5 de febrero de 2026

Las fuertes nevadas que azotaron Madrid y buena parte del norte de España a principios de febrero no solo provocaron problemas de tráfico y transporte, sino que pusieron al límite al sistema eléctrico nacional. Según informan fuentes consultadas por OKDIARIO, Red Eléctrica de España (REE) se vio obligada a tomar medidas de emergencia para evitar una caída total del sistema.

Concretamente, durante la mañana del episodio meteorológico —entre aproximadamente las 8:00 y las 10:00— se produjo una caída brusca de la producción eléctrica de alrededor de 5.000 megavatios (MW), lo que representa casi un 15 % de la potencia estimada en ese momento. Esta significativa reducción no estaba prevista en los planes de operación diaria, y obligó a REE a desconectar de manera temporal a varios grandes consumidores industriales para equilibrar oferta y demanda.
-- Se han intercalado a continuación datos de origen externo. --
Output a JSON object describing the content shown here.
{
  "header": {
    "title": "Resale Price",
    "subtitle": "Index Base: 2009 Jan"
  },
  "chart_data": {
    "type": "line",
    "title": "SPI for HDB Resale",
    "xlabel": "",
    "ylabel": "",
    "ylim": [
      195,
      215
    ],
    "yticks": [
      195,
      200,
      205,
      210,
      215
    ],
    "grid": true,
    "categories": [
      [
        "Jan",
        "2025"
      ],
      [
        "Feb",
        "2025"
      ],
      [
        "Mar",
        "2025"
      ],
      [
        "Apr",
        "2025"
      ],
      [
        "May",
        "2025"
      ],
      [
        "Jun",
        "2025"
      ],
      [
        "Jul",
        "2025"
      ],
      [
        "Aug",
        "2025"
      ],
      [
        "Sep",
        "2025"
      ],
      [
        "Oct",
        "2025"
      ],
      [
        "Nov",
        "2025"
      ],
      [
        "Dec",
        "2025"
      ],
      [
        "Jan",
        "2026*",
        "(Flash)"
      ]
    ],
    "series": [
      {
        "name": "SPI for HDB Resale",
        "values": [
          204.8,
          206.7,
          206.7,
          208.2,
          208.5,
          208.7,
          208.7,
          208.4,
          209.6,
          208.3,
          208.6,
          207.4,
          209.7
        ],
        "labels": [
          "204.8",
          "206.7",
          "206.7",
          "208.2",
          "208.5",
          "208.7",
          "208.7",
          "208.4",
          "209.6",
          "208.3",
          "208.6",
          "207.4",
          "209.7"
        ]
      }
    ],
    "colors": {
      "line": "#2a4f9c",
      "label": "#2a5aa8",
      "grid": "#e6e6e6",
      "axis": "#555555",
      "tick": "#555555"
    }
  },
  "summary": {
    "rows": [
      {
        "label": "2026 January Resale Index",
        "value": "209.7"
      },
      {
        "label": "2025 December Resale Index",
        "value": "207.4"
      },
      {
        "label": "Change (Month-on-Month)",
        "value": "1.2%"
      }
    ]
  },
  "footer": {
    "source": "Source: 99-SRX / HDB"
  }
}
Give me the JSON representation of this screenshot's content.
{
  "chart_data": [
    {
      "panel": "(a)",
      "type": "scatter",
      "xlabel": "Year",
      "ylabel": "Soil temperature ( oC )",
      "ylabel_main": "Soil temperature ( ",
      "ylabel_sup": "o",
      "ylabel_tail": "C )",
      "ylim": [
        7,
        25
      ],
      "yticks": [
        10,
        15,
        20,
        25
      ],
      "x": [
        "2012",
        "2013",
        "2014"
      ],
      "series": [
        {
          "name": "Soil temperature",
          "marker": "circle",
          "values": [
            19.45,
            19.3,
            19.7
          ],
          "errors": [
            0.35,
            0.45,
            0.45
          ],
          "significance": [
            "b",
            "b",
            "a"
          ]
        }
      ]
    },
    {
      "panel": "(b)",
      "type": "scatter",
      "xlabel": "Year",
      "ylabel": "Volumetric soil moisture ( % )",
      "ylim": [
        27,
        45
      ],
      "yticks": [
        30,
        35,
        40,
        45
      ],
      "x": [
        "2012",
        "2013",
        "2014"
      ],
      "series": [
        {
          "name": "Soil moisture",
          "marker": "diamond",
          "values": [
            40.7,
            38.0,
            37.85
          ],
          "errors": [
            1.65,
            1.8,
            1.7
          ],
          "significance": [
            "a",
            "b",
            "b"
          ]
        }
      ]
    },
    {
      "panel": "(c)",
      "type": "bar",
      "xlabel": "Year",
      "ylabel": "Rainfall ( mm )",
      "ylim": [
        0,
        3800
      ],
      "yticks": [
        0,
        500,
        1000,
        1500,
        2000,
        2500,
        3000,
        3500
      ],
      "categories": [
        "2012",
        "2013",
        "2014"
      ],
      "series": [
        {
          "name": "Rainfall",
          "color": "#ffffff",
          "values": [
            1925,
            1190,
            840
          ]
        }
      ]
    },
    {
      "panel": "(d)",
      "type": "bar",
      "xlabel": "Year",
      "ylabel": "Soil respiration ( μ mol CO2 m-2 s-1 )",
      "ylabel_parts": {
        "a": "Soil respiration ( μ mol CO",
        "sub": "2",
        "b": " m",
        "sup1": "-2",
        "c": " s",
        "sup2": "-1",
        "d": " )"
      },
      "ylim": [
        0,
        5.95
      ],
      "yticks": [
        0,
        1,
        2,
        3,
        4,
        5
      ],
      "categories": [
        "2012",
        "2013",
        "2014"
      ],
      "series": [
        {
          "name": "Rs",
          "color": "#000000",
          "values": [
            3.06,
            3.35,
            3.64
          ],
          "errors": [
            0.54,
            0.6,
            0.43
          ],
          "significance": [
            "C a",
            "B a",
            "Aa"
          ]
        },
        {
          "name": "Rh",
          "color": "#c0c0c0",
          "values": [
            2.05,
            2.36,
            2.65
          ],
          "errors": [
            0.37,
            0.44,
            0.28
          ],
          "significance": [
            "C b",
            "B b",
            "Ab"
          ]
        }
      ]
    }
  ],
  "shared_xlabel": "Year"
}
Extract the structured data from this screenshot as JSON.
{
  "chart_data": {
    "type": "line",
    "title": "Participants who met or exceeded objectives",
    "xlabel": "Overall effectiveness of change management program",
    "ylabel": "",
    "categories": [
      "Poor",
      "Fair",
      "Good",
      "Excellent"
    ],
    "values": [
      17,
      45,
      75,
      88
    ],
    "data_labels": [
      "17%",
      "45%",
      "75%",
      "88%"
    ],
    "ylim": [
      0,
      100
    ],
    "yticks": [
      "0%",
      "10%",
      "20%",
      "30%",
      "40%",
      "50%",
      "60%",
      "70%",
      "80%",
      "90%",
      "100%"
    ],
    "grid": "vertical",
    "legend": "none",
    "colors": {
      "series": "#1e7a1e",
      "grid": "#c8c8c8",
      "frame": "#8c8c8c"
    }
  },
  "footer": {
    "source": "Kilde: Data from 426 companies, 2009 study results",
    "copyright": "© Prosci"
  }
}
Esta actuación, descrita como un protocolo de emergencia, implicó cortar el suministro a ciertos grandes clientes durante unas horas, no por impago ni por mala gestión de esas empresas, sino como parte de un mecanismo planificado para evitar que el sistema colapsara. Por definición, la electricidad debe estar en equilibrio constante entre lo que se produce y lo que se consume; si este balance se rompe, puede desencadenarse un apagón generalizado.

Es importante destacar que este tipo de desconexiones no son aleatorias: responden a mecanismos operativos previstos en el sistema eléctrico español para momentos de estrés, como puede ser una caída inesperada de generación renovable (eólica en este caso) o importaciones de energía limitadas. Aunque mínimas comparadas con el total de potencia instalada, este tipo de acciones reflejan los riesgos crecientes de operar una red con alta penetración de fuentes renovables y con menos respaldo tradicional.

👉 ¿Qué implicaciones tiene para los consumidores? Aunque la desconexión fue a gran escala industrial y no afectó directamente a hogares, estos mecanismos de estabilidad sí pueden influir en el coste de la electricidad a medio y largo plazo, ya que los servicios de respaldo y gestión de demanda tienen un coste que acaba repercutiéndose en los peajes regulados de la factura doméstica.